I go back to the comment I wrote last week: “Many of us don’t trust government simply because of its track record. It’s really not any more complex than that.”
@ Doug – Amen.
Y’all aren’t going to like Nikki Haley’s response to this mess, then… I’m just back from the presser, and I’ll post something on it shortly.
I agree with Doug (et al) — all personally-identifiable information must be encrypted — basic rule for every financial institution in the country — (and others, too, but I mostly work with financial institutions).
Nikki Haley says y’all are wrong. Click here for my post on her press conference this morning…
Having worked multiple times in the past couple years on human resource information systems, one of the first discussions we have with clients is how to protect sensitive information like social security numbers, birth dates, etc. If we don’t need it in our system, we don’t bring it in simply because it requires so much more diligence to protect.
Somebody screwed up and somebody should be held responsible.
That being said, you can’t blame Haley for this situation only for the delay in reporting it. Do we know if she hired the head of IT for the DOR? Fitsnews is claiming that guy was terminated a couple weeks ago.
So Brad can delete posts after they’ve appeared. Now if he could work on that Ignore or Edit feature.
Steven — then everyone could ignore everyone.

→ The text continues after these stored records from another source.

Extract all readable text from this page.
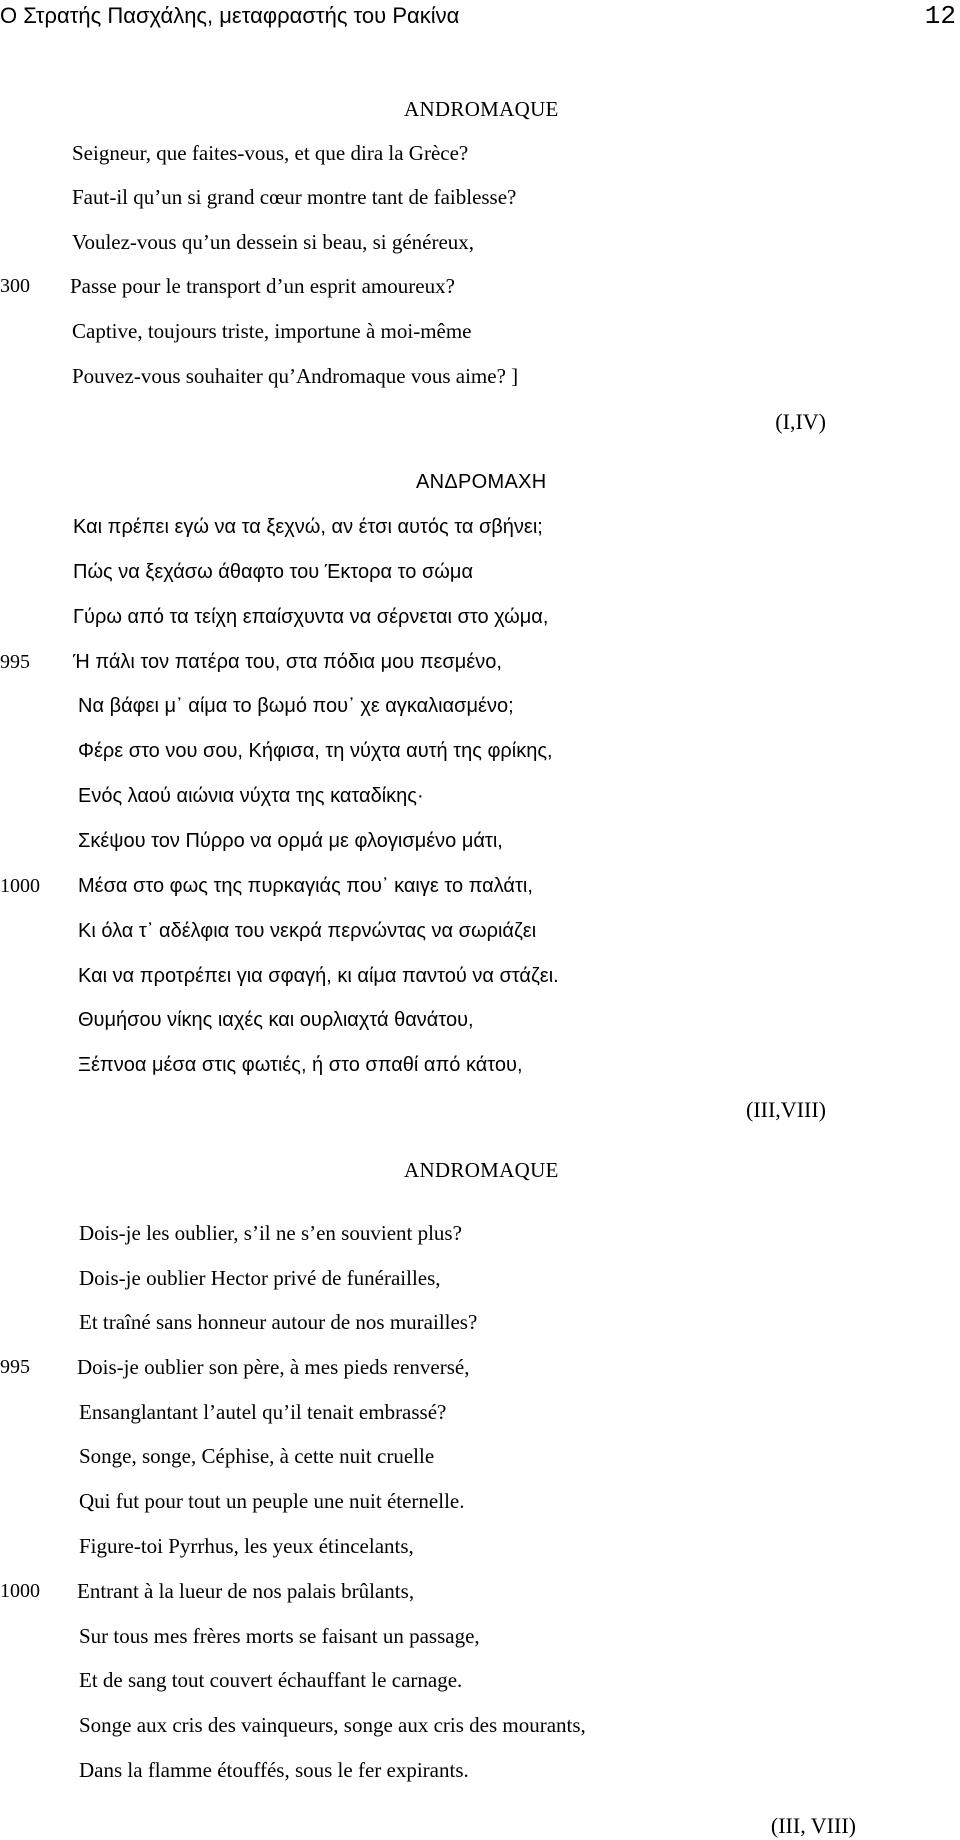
Ο Στρατής Πασχάλης, μεταφραστής του Ρακίνα	12
ANDROMAQUE
Seigneur, que faites-vous, et que dira la Grèce?
Faut-il qu’un si grand cœur montre tant de faiblesse?
Voulez-vous qu’un dessein si beau, si généreux,
300 Passe pour le transport d’un esprit amoureux?
Captive, toujours triste, importune à moi-même
Pouvez-vous souhaiter qu’Andromaque vous aime? ]
(I,IV)
ΑΝΔΡΟΜΑΧΗ
Και πρέπει εγώ να τα ξεχνώ, αν έτσι αυτός τα σβήνει;
Πώς να ξεχάσω άθαφτο του Έκτορα το σώμα
Γύρω από τα τείχη επαίσχυντα να σέρνεται στο χώμα,
995 Ή πάλι τον πατέρα του, στα πόδια μου πεσμένο,
Να βάφει μ᾽ αίμα το βωμό που᾽ χε αγκαλιασμένο;
Φέρε στο νου σου, Κήφισα, τη νύχτα αυτή της φρίκης,
Ενός λαού αιώνια νύχτα της καταδίκης·
Σκέψου τον Πύρρο να ορμά με φλογισμένο μάτι,
1000 Μέσα στο φως της πυρκαγιάς που᾽ καιγε το παλάτι,
Κι όλα τ᾽ αδέλφια του νεκρά περνώντας να σωριάζει
Και να προτρέπει για σφαγή, κι αίμα παντού να στάζει.
Θυμήσου νίκης ιαχές και ουρλιαχτά θανάτου,
Ξέπνοα μέσα στις φωτιές, ή στο σπαθί από κάτου,
(III,VIII)
ANDROMAQUE
Dois-je les oublier, s’il ne s’en souvient plus?
Dois-je oublier Hector privé de funérailles,
Et traîné sans honneur autour de nos murailles?
995 Dois-je oublier son père, à mes pieds renversé,
Ensanglantant l’autel qu’il tenait embrassé?
Songe, songe, Céphise, à cette nuit cruelle
Qui fut pour tout un peuple une nuit éternelle.
Figure-toi Pyrrhus, les yeux étincelants,
1000 Entrant à la lueur de nos palais brûlants,
Sur tous mes frères morts se faisant un passage,
Et de sang tout couvert échauffant le carnage.
Songe aux cris des vainqueurs, songe aux cris des mourants,
Dans la flamme étouffés, sous le fer expirants.
(III, VIII)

That would be like Tweeting and not letting anyone read it.
What’s the point of that?
@Obie – Because telling some of the people here to shut up doesn’t work.
Interesting that Steven Davis II wants an ignore feature…..
@Kathryn – Why is the fact that I don’t want to read your comments interest?
Of all the commenters whom people might want to ignore, I doubt I am at the top of the list of many….
If you ignored me, SD II, how would you know what to comment about?
@Kathryn – I’d likely comment to sane comments made by folks like bud.
I would ignore the original posts, and then just talk about whatever I wanted to talk about.
So, did you hear that the HMS Bounty sank? Are we living in 1790? I wonder what this will do to this year’s breadfruit crop? What say you, Mr. Christian?